Interview mit Profi-Gamer "Ich fühlte mich wie ein Popstar"
SPIEGEL ONLINE:
Sie haben 2003 gemeinsam mit Ihrem Bruder 60.000 Euro erspielt, davon kann man ja ganz gut leben. Ist Spielen Ihr Beruf?
Schellhase: Nein, ich finanziere mir mit Spielen mein Studium. Ich studiere im fünften Semester Wirtschaftsinformatik. Mein Hauptziel ist, dass ich das Studium fertig bekomme. Ob ich nach dem Studium noch weiter spiele, hängt auch davon ab, wie lukrativ das dann noch ist.
Schellhase: Sie haben 2003 in Südkorea den Fifa-Weltmeistertitel geholt. Fühlt man sich da wie ein Star?
SPIEGEL ONLINE: Zu Hause in der Disco wurden wir öfters angesprochen: "Irgendwoher kenne ich Dich". "Geile Leistung", kam dann immer - und das hat einen auch geschmeichelt. Ich fand das ein sehr schönes Gefühl, erkannt zu werden. Am extremsten war es bei den World Cyber Games 2003 in Südkorea. Als bekannt wurde, dass Daniel und ich Weltmeister geworden sind, standen wir in jeder Zeitung. Mädchen haben uns auf der Straße erkannt und angefangen zu kreischen.
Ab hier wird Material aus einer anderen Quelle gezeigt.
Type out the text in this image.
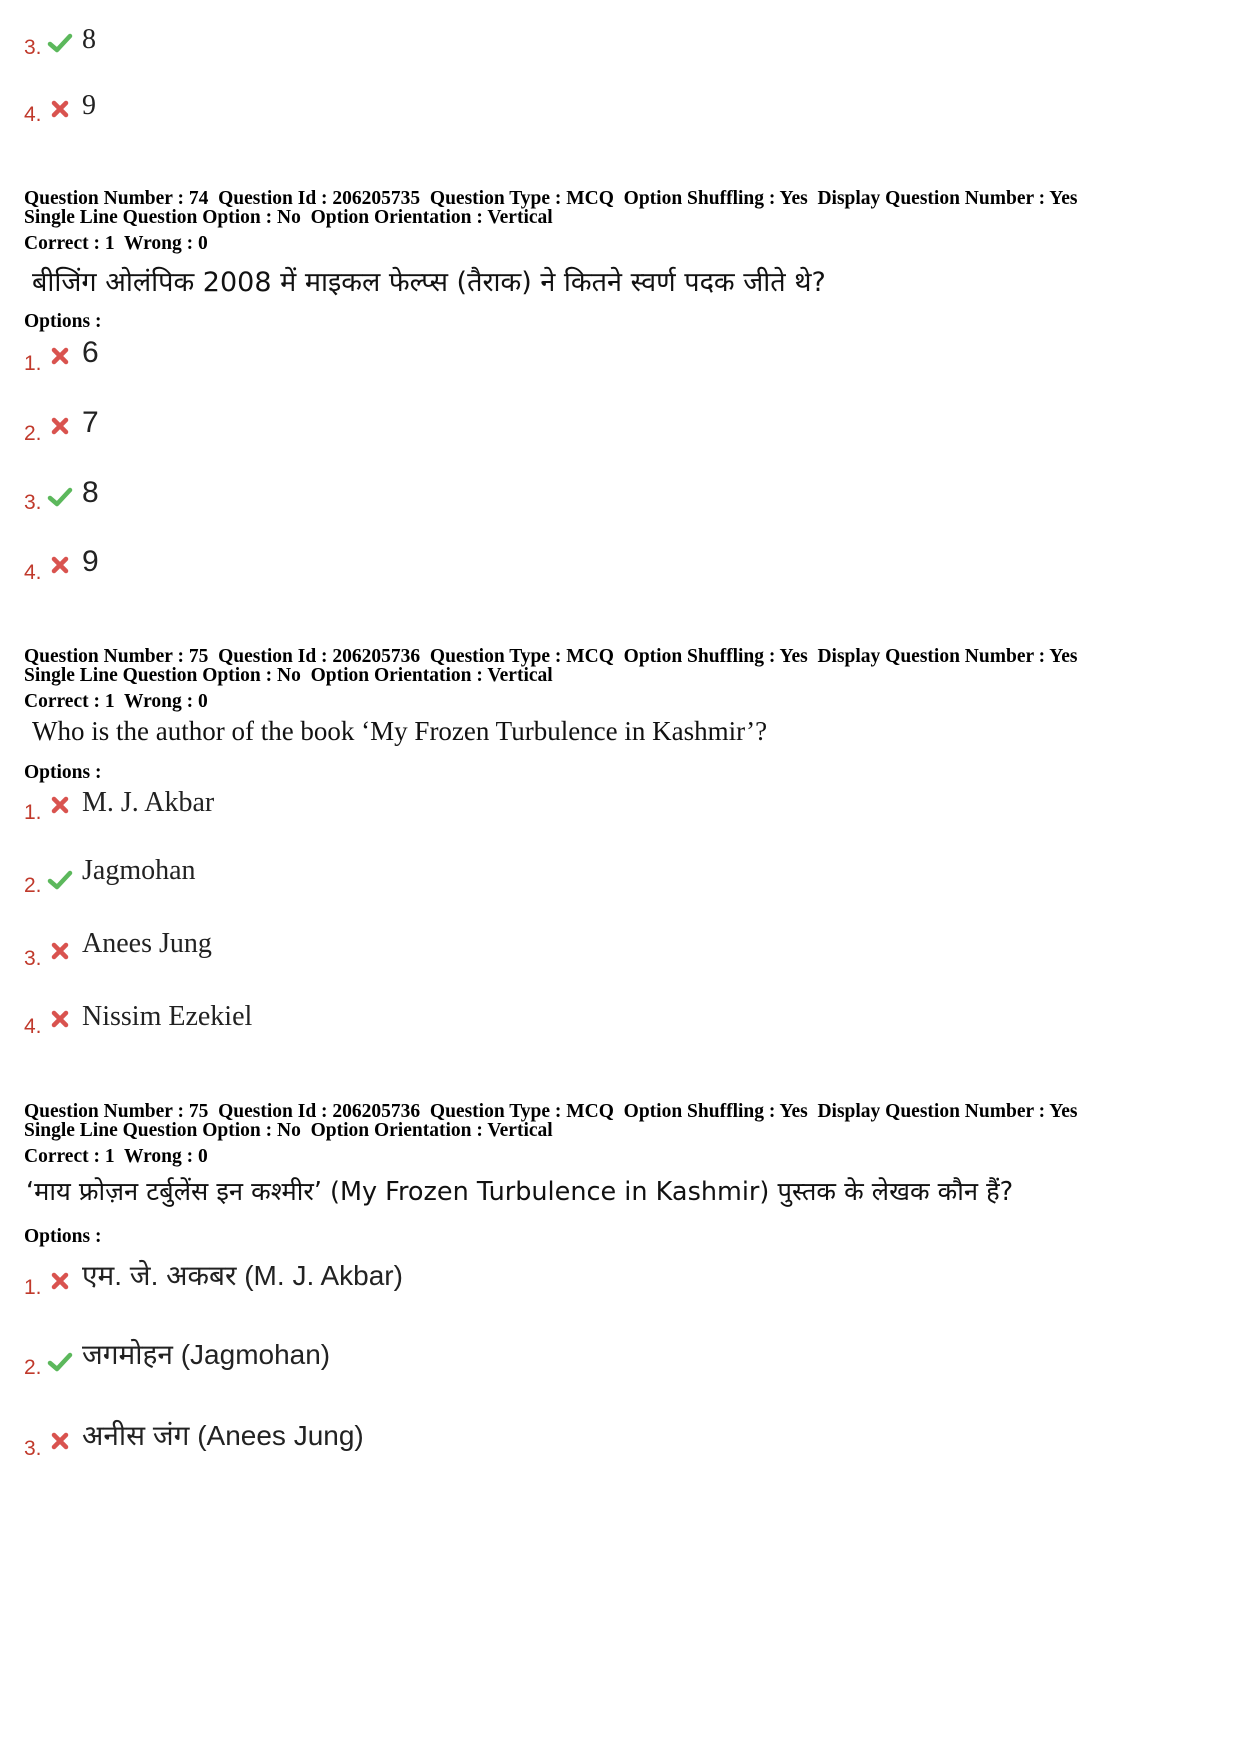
3. 8
4. 9
Question Number : 74  Question Id : 206205735  Question Type : MCQ  Option Shuffling : Yes  Display Question Number : Yes
Single Line Question Option : No  Option Orientation : Vertical
Correct : 1  Wrong : 0
बीजिंग ओलंपिक 2008 में माइकल फेल्प्स (तैराक) ने कितने स्वर्ण पदक जीते थे?
Options :
1. 6
2. 7
3. 8
4. 9
Question Number : 75  Question Id : 206205736  Question Type : MCQ  Option Shuffling : Yes  Display Question Number : Yes
Single Line Question Option : No  Option Orientation : Vertical
Correct : 1  Wrong : 0
Who is the author of the book ‘My Frozen Turbulence in Kashmir’?
Options :
1. M. J. Akbar
2. Jagmohan
3. Anees Jung
4. Nissim Ezekiel
Question Number : 75  Question Id : 206205736  Question Type : MCQ  Option Shuffling : Yes  Display Question Number : Yes
Single Line Question Option : No  Option Orientation : Vertical
Correct : 1  Wrong : 0
‘माय फ्रोज़न टर्बुलेंस इन कश्मीर’ (My Frozen Turbulence in Kashmir) पुस्तक के लेखक कौन हैं?
Options :
1. एम. जे. अकबर (M. J. Akbar)
2. जगमोहन (Jagmohan)
3. अनीस जंग (Anees Jung)
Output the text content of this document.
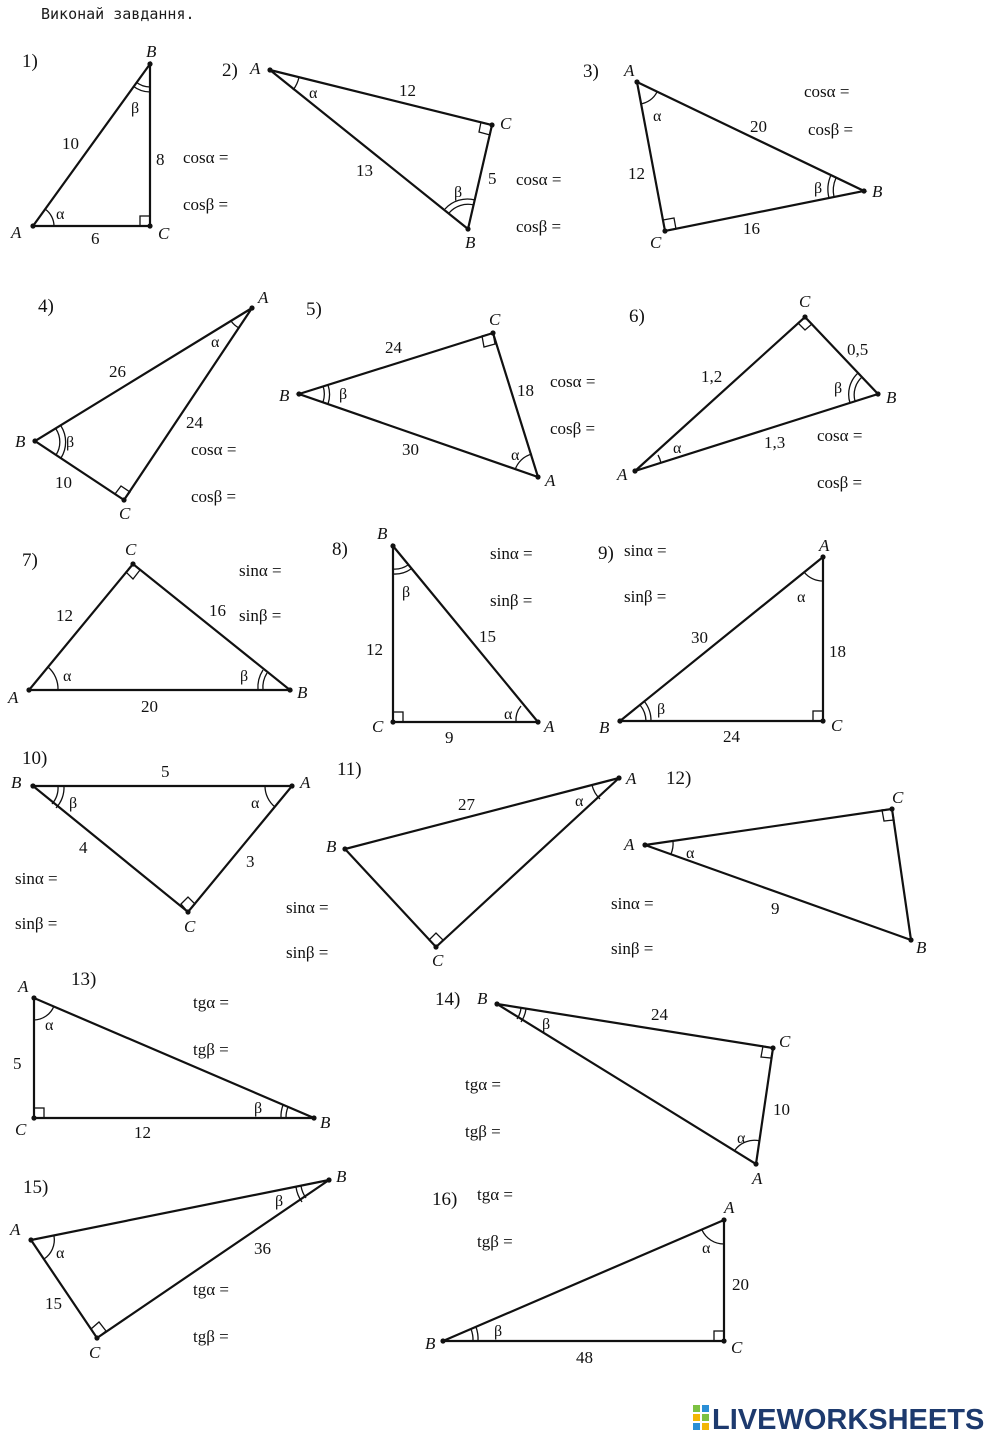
Виконай завдання.
1)
A
B
C
10
8
6
α
β
cosα =
cosβ =
2) A
C
B
12
5
13
α
β
cosα =
cosβ =
3) A
B
C
20
16
12
α
β
cosα =
cosβ =
4)	A
B
C
26
10
24
α
β	cosα =
cosβ =
5)	C
B
A
24
18
30	α
β
cosα =
cosβ =
6)
C
B
A
0,5
1,2
1,3
α
β
cosα =
cosβ =
7)
C
A	B
12	16
20
α	β
sinα =
sinβ =
8)
B
C	A
12
15
9
α
β
sinα =
sinβ =
9)	A
B	C
30
18
24
α
β
sinα =
sinβ =
10)
B	A
C
5
4
3
α
β
sinα =
sinβ =
11)	A
B
C
27	α
sinα =
sinβ =
12)
C
A
B
9
α
sinα =
sinβ =
13)
A
C	B
5
12
α
β
tgα =
tgβ =
14) B
C
A
24
10
β
α
tgα =
tgβ =
15)
B
A
C
36
15
β
α
tgα =
tgβ =
16)	A
B	C
20
48
α
β
tgα =
tgβ =
LIVEWORKSHEETS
Wir konnten schlecht aus dem Hotel rausgehen, weil wir ständig angehalten wurden. Ich fühlte mich wie ein Popstar.
SPIEGEL ONLINE: 2003 waren Sie Weltmeister. Warum hat's 2004 eigentlich nicht geklappt?
Schellhase: Ich hatte nicht die Zeit, das neue Spiel (Fifa 2004) zu spielen. Es war so viel Werberummel. Wir haben so viele Aktionen gemacht, unter anderem unter unserm Namen einen Computer verkauft. Da mussten wir auf der Cebit Werbung machen. Dadurch, dass wie auf Veranstaltungen, zu denen wir eingeladen wurden, noch sehr lange das alte Spiel gespielt haben, hatten wir einen Riesennachteil gegenüber allen anderen. Fifa kommt jeden November heraus. Wir haben dann erst im März angefangen, damit zu trainieren - zu spät, um den Titel erneut zu holen.
SPIEGEL ONLINE: Und in diesem Jahr, was rechnen Sie sich da aus?
Schellhase: Schwierig wird erst einmal die deutsche Qualifikation. Nach unserem Titel 2003 gab es einen Riesen-Fifa-Hype; viele haben versucht, uns nachzuahmen. Die Deutschen wurden insgesamt wesentlich stärker, dadurch sind wir neben China und Südkorea eine der stärksten Nationen. Aber ich bin sehr zuversichtlich, dass wir es erneut packen können. Bislang lief alles sehr gut für mich. Ich bin unter anderem deutscher Meister geworden.
SPIEGEL ONLINE: Welche Rolle spielt die Taktik in solch einem Turnier?
Schellhase: Man versucht einzuschätzen, wie gut ist mein Gegner. Und gegen vermeintlich schwächere Gegner versucht man, sozusagen falsche Taktiken anzuwenden, also nicht zu zeigen, wie man eigentlich spielt. Es gucken schon ziemlich viele zu, um herauszukriegen, wo die Stärken und Schwächen liegen. Man versucht halt ein bisschen zu bluffen und gegen die Guten packt man's dann aus.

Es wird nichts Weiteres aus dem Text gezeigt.